|Reviews for Anna|
| jackjan1jk chapter 1 . 8/3/2005
It's poignant...and a girl who kills...and is commanded to...it's wonderful...however grammar can be better
| method acting chapter 1 . 7/29/2005
Very powerful. Sickeningly so. It gave me chills. Nice job.
| Ahemait chapter 1 . 11/19/2004
that was good, short...but good. I think it'd be better if you started the sentences with more than 'Anna' or 'then' but I'm not complaining. I also think you rushed into this a bit. You could, note on the COULD, rewrite to make the same concept but longer and have different points of view.
Just a thought!
| hmm chapter 1 . 3/17/2001
| Megan chapter 1 . 3/17/2001
Large white space at the bottom of the story... Um, I probably would have liked this more had I not read one extremely simular to this beforehand. The idea was okay and you wrote it well, but this would have been better from a victim's point of view.
| Stargaze chapter 1 . 3/17/2001
Um..interesting. I didn't really like it.
| Tinkerbell10 chapter 1 . 3/16/2001
it was interesting.. if you would have made it longer it would have been a lot better.. i love horror stories so rewrite it and keep adding to it.. it would be a ton better! not to sound mean!

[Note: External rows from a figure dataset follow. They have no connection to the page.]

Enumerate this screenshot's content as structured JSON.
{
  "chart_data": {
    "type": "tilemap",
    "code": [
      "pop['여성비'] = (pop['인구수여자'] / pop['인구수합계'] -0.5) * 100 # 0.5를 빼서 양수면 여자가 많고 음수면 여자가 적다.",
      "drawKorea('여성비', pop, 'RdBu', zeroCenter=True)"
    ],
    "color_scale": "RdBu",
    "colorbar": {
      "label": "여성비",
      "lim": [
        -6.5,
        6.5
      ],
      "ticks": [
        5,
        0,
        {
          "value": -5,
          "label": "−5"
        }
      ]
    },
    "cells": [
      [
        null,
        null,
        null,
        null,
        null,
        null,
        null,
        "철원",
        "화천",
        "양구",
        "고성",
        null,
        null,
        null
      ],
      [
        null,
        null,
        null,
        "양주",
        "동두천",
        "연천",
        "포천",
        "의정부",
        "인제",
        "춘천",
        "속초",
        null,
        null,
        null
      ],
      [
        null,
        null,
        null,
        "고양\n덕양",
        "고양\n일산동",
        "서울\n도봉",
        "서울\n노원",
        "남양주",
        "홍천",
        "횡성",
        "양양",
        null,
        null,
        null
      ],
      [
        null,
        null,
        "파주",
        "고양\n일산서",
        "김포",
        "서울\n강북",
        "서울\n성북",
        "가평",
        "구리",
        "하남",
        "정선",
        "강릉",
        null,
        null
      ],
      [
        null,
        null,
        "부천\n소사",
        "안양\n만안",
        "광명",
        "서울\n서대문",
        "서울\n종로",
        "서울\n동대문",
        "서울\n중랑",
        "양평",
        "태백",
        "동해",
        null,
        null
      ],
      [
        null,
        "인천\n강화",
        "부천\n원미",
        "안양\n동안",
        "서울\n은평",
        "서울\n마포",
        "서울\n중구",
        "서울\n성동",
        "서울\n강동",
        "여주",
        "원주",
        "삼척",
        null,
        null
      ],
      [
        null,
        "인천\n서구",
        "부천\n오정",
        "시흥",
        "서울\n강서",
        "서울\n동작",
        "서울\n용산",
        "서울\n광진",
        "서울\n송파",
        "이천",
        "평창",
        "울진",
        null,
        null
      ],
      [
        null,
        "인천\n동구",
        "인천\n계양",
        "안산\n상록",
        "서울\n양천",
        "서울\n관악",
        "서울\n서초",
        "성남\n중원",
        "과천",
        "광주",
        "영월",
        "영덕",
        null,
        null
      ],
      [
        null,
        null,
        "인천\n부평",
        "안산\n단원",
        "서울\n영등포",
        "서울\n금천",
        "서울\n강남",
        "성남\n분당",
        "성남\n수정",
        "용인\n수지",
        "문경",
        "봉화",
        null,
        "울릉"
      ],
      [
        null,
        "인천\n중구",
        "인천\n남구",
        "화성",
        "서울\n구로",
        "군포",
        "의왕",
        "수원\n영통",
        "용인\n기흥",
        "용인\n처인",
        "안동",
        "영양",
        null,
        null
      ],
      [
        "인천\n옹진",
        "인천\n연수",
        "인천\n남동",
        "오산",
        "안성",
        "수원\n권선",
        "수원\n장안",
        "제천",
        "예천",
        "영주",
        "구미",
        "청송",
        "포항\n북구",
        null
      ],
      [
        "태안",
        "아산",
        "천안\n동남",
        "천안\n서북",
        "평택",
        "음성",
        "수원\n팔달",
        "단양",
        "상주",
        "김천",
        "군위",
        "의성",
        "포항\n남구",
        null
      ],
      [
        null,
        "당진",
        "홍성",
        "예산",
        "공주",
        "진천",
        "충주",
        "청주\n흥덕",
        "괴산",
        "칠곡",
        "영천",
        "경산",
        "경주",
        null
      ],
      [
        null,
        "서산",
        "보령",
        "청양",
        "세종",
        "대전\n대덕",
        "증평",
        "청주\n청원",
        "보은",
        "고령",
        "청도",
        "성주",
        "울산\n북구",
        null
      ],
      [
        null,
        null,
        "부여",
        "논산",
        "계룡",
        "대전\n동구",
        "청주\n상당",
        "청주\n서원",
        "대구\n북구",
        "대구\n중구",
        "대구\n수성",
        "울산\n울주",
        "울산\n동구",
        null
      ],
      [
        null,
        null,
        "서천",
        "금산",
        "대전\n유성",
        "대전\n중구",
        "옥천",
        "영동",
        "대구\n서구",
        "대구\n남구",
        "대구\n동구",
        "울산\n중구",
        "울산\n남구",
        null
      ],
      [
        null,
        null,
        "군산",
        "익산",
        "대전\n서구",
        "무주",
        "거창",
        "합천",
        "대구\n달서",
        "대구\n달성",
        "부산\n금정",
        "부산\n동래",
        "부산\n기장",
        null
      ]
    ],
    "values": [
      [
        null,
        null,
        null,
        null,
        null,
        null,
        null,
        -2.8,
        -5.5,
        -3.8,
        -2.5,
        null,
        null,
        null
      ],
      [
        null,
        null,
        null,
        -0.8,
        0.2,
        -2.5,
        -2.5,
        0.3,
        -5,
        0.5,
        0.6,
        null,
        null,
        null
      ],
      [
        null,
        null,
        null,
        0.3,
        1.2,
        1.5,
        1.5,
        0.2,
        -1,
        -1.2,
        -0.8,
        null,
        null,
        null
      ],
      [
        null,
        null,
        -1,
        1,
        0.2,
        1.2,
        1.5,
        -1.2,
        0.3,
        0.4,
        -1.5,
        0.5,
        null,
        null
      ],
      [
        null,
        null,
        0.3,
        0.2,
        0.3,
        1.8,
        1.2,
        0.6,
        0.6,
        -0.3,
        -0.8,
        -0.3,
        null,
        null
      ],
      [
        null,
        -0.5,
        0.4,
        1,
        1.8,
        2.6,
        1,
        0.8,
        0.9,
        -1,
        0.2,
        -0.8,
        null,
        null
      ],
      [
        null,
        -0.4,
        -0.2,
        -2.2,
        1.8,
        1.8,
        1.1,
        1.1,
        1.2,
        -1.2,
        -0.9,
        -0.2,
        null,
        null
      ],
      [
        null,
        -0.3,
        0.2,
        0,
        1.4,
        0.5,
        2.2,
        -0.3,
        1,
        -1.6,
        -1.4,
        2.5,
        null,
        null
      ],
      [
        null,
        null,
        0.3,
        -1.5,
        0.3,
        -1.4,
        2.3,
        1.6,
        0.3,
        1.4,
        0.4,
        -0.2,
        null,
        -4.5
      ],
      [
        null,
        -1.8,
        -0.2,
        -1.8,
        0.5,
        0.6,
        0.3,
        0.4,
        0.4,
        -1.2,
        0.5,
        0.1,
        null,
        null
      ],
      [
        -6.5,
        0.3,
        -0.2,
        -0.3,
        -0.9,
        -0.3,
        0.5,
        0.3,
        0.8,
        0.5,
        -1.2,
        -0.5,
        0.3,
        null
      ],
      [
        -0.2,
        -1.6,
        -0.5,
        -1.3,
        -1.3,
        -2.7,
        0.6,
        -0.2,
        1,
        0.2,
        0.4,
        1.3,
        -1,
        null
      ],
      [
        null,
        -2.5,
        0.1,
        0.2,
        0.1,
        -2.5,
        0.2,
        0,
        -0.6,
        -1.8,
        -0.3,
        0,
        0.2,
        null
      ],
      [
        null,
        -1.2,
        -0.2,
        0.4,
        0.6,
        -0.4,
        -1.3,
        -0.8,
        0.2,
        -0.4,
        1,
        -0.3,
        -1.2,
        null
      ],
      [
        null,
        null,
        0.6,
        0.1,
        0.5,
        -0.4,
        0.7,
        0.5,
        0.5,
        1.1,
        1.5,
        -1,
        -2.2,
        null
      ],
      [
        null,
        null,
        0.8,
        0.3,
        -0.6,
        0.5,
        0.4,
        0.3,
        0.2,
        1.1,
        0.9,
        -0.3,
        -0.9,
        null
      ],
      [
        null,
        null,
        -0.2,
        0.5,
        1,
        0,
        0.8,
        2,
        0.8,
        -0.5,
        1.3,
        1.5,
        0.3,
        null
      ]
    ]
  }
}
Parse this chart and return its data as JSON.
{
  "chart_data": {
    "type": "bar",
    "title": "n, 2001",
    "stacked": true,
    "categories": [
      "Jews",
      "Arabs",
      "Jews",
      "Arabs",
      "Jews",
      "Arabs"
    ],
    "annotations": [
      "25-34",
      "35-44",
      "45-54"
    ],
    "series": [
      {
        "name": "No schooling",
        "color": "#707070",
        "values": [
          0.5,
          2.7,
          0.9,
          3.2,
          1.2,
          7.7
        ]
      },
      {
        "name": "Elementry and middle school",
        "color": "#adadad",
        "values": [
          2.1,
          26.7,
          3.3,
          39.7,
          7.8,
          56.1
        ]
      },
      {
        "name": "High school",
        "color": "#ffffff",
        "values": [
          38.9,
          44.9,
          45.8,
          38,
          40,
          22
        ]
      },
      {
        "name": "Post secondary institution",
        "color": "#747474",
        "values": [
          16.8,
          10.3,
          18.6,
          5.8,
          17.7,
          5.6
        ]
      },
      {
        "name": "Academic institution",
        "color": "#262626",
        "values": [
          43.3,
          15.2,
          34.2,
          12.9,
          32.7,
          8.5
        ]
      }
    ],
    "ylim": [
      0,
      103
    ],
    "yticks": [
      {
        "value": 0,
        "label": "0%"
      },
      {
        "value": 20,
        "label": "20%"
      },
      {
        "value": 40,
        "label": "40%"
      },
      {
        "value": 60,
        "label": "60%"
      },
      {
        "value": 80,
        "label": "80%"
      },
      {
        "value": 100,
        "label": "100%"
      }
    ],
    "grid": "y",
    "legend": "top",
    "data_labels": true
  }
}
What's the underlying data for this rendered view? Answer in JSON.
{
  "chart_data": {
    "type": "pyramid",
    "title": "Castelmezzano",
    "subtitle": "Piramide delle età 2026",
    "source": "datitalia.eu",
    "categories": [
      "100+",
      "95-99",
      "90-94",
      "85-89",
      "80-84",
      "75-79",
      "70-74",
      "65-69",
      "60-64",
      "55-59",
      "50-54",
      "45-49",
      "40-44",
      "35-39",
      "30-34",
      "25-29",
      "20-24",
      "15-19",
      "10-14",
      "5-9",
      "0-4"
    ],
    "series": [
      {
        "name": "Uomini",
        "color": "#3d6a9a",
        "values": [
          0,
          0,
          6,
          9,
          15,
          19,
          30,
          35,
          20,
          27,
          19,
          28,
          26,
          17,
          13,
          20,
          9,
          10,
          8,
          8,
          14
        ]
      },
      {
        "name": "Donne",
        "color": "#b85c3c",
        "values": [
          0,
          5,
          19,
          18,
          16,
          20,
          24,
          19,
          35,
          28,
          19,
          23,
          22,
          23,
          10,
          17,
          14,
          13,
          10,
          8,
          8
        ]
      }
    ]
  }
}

| Taidel chapter 1 . 3/16/2001
Interesting, and over too soon. This short has potential to be something much more epic. Anna's "friend" is also the Voice that comes to depressives and tells them how horrible they supposedly are. Why did Death start talking to her? Did she have other victims besides her brother? You've got the end to what could be a very hard-hitting novel here, so don't give up!